Именно кулуары съезда были тем местом, где сомнения каждого отдельного руководителя о несоответствии официальной пропаганды и результатов Пятилетки могли сложиться в единую картину. Пятилетка провалилась, и виноват в этом Сталин. Этот вывод сделала немалая часть коммунистических чиновников, ставших в этом отношении выразителями стихийного мнения общества.

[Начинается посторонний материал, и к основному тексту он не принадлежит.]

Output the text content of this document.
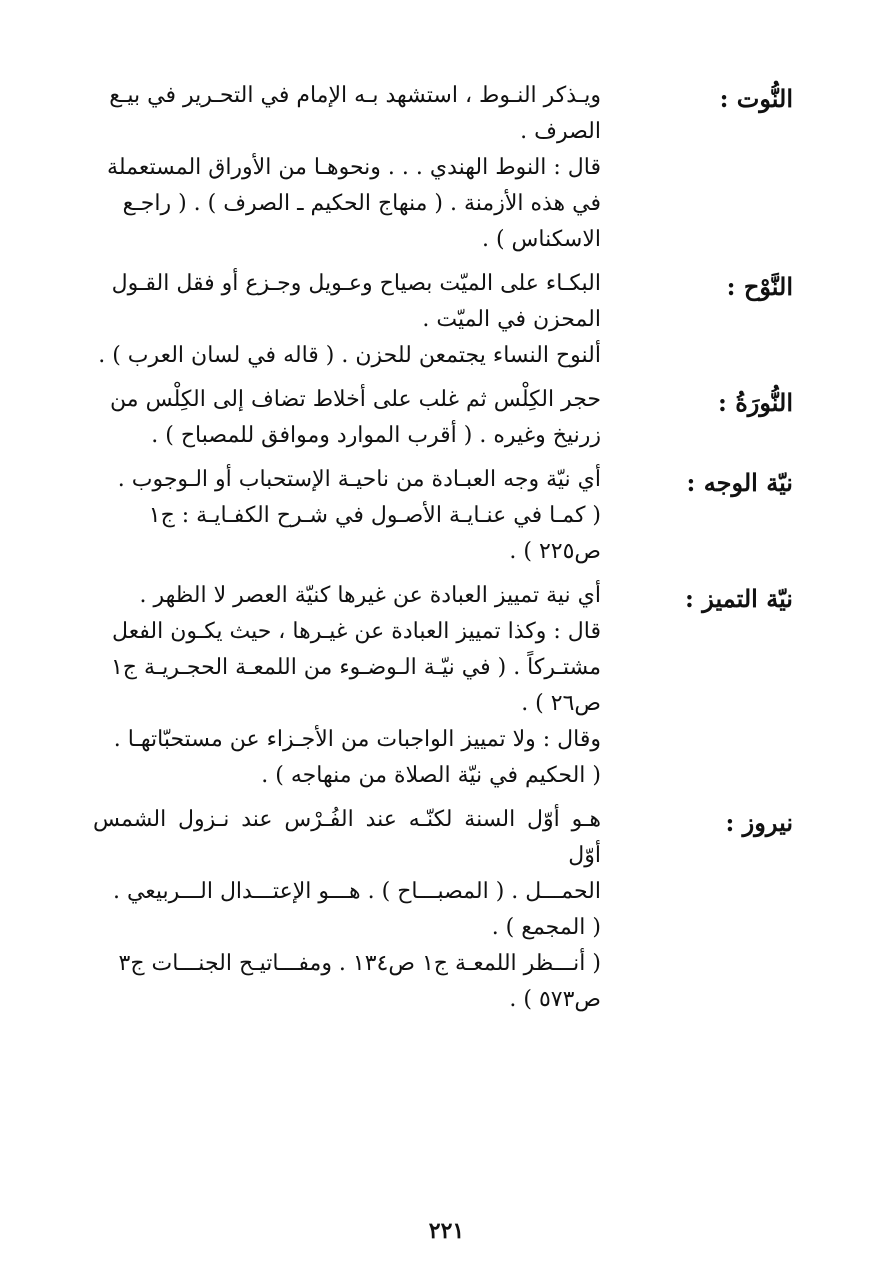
النُّوت :
ويـذكر النـوط ، استشهد بـه الإمام في التحـرير في بيـع
الصرف .
قال : النوط الهندي . . . ونحوهـا من الأوراق المستعملة
في هذه الأزمنة . ( منهاج الحكيم ـ الصرف ) . ( راجـع
الاسكناس ) .
النَّوْح :
البكـاء على الميّت بصياح وعـويل وجـزع أو فقل القـول
المحزن في الميّت .
ألنوح النساء يجتمعن للحزن . ( قاله في لسان العرب ) .
النُّورَةُ :
حجر الكِلْس ثم غلب على أخلاط تضاف إلى الكِلْس من
زرنيخ وغيره . ( أقرب الموارد وموافق للمصباح ) .
نيّة الوجه :
أي نيّة وجه العبـادة من ناحيـة الإستحباب أو الـوجوب .
( كمـا في عنـايـة الأصـول في شـرح الكفـايـة : ج١
ص٢٢٥ ) .
نيّة التميز :
أي نية تمييز العبادة عن غيرها كنيّة العصر لا الظهر .
قال : وكذا تمييز العبادة عن غيـرها ، حيث يكـون الفعل
مشتـركاً . ( في نيّـة الـوضـوء من اللمعـة الحجـريـة ج١
ص٢٦ ) .
وقال : ولا تمييز الواجبات من الأجـزاء عن مستحبّاتهـا .
( الحكيم في نيّة الصلاة من منهاجه ) .
نيروز :
هـو أوّل السنة لكنّـه عند الفُـرْس عند نـزول الشمس أوّل
الحمـــل . ( المصبـــاح ) . هـــو الإعتـــدال الـــربيعي .
( المجمع ) .
( أنـــظر اللمعـة ج١ ص١٣٤ . ومفـــاتيـح الجنـــات ج٣
ص٥٧٣ ) .
٢٢١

Современные авторы А. Колпакиди и Е. Прудникова утверждают, что «даже несфальсифицированные результаты голосования были сокрушительным поражением» оппозиции. «Даже в партийных верхах, где оппозиционные настроения были наиболее сильны, противники Сталина могли набрать всего, лишь 25% голосов»[185]. Но съезд партии 30-х гг. — это не британский парламент. «Тертые калачи», осторожно обсуждавшие смещение Сталина, да еще и погоревшие на этом обсуждении (не с тем посоветовались, Киров доложил), вовсе не собирались свергать Сталина голосованием на съезде. Съезд, тем более номенклатурный, — это масса людей, которые будут голосовать так, как скажет президиум. Поэтому следовало действовать аппаратными методами.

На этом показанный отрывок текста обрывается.